The importance of taking omega 6 into consideration when assessing the effects of omega 3 on myocardial infarction
Experimentally, omega-3 polyunsaturated fatty acids (PUFAs) have been shown to have beneficial cardiovascular effects, including reducing the myocardial infarct size. However, results from recent clinical trials suggest a lesser role for omega-3 PUFAs in cardiovascular health. The dichotomy between experimental studies and clinical investigation with regard to the beneficial effects of omega-3 PUFA in myocardial infarction led a team of Canadian researchers to try and identify different parameters that might be the cause. From observations in their laboratory, the authors formulated the hypothesis that the presence of omega-6 PUFA could partly explain the differences in the studies.
In a number of animal studies, supplementation with fish oil (EPA and DHA), EPA or DHA significantly reduced the infarct size in mice, rabbits and pigs (in this case, infusion in the pericardium) compared to controls and protected against ischaemia and reperfusion in isolated mouse hearts. Other studies highlight that the ratio omega-3:omega-6 must be over 1:5 for these effects to occur. Injections of resolvin E1 or D1 have also been observed to significantly reduce the infarct size in mouse and pig models of myocardial ischaemia. All the data indicate that omega-3 PUFAs and their metabolites can protect the myocardium from ischaemic injury.

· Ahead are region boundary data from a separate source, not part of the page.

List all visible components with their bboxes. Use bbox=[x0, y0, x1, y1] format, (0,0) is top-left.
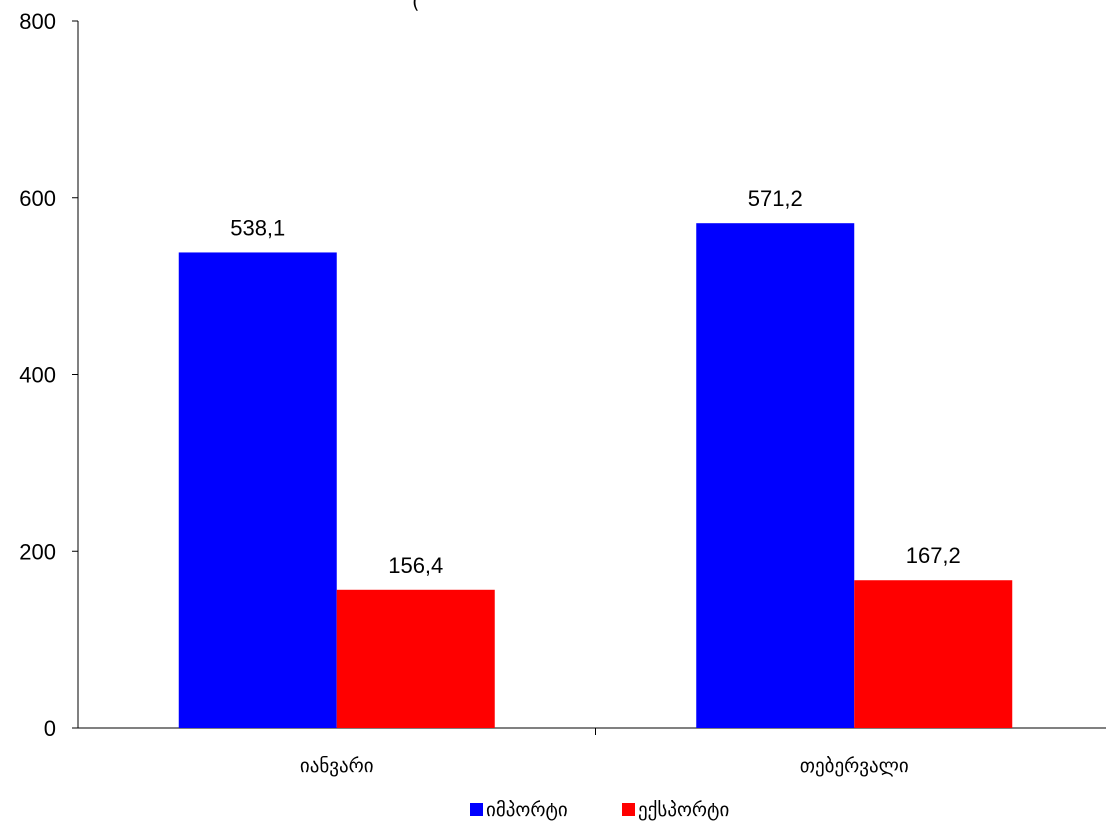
y-tick-label: 400 bbox=[19, 363, 56, 388]
x-category-label: იანვარი bbox=[300, 755, 374, 777]
bars bbox=[178, 223, 1013, 728]
bar-1-0 bbox=[336, 589, 495, 728]
legend-label-0: იმპორტი bbox=[486, 799, 568, 821]
x-category-label: თებერვალი bbox=[800, 755, 909, 777]
data-label-1-0: 156,4 bbox=[388, 553, 443, 578]
data-labels: 538,1 156,4 571,2 167,2 bbox=[230, 186, 961, 578]
chart-title-fragment: ( bbox=[412, 0, 419, 13]
axes: 0 200 400 600 800 იანვარი თებერვალი bbox=[19, 9, 1106, 777]
legend-swatch-1 bbox=[622, 803, 635, 816]
legend: იმპორტი ექსპორტი bbox=[470, 799, 729, 821]
data-label-0-1: 571,2 bbox=[748, 186, 803, 211]
bar-1-1 bbox=[854, 580, 1013, 728]
y-tick-label: 200 bbox=[19, 539, 56, 564]
y-tick-label: 0 bbox=[44, 716, 56, 741]
bar-0-0 bbox=[178, 252, 337, 728]
legend-label-1: ექსპორტი bbox=[638, 799, 729, 821]
legend-swatch-0 bbox=[470, 803, 483, 816]
data-label-0-0: 538,1 bbox=[230, 215, 285, 240]
data-label-1-1: 167,2 bbox=[906, 543, 961, 568]
bar-0-1 bbox=[696, 223, 855, 728]
y-tick-label: 800 bbox=[19, 9, 56, 34]
y-tick-label: 600 bbox=[19, 186, 56, 211]
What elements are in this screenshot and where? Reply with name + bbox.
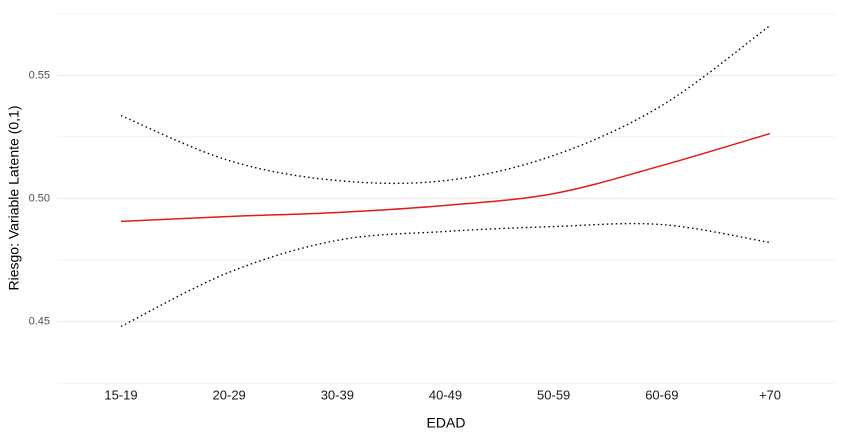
- x-tick-label: 50-59: [537, 387, 570, 402]
- x-axis-title: EDAD: [427, 415, 466, 431]
- x-tick-label: 40-49: [429, 387, 462, 402]
- x-tick-label: 15-19: [104, 387, 137, 402]
- series-line: [120, 132, 771, 223]
- x-tick-label: 60-69: [645, 387, 678, 402]
- y-tick-label: 0.55: [29, 69, 50, 81]
- x-tick-label: 20-29: [213, 387, 246, 402]
- x-tick-label: +70: [759, 387, 781, 402]
- series-line: [120, 222, 771, 328]
- y-tick-label: 0.50: [29, 192, 50, 204]
- y-tick-label: 0.45: [29, 315, 50, 327]
- y-axis-title: Riesgo: Variable Latente (0,1): [6, 106, 22, 291]
- x-tick-label: 30-39: [321, 387, 354, 402]
- series-line: [120, 24, 771, 185]
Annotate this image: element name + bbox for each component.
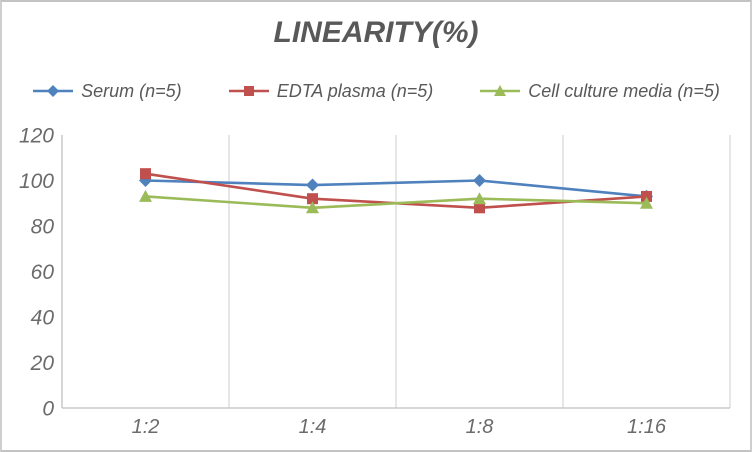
edta-plasma-n-point-1-16 — [641, 190, 652, 202]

With regard to clinical studies, the authors state that on the basis of such trials it is difficult to determine whether omega-3 PUFAs have positive effects on cardiovascular health (increased fish consumption probably reduces that of meat; many of the individuals studied take statins, there are microconstituents of fish and fish oil that could be beneficial to cardiovascular health, etc.). Overall, the positive effects of omega-3 PUFA are debatable.
The role of omega-6 PUFAs in cardiovascular health is controversial. Some studies link linoleic acid to lower cardiovascular risk, others conclude that arachidonic acid (AA) and some of its metabolites have proinflammatory and aggregant properties, while others argue that competition between omega-6 and omega-3 for the same metabolic pathway could reduce the beneficial effects of omega-3. Some of the metabolites of AA (such as prostacyclin and lipoxin A) have anti-inflammatory and antithrombotic properties, but it is not known whether these effects have a greater weight than those of other AA metabolites in the context of myocardial infarction.
In short, assessments of the effects of omega-3 PUFAs in myocardial infarction should bear in mind the consumption/concentration of omega-6 PUFA.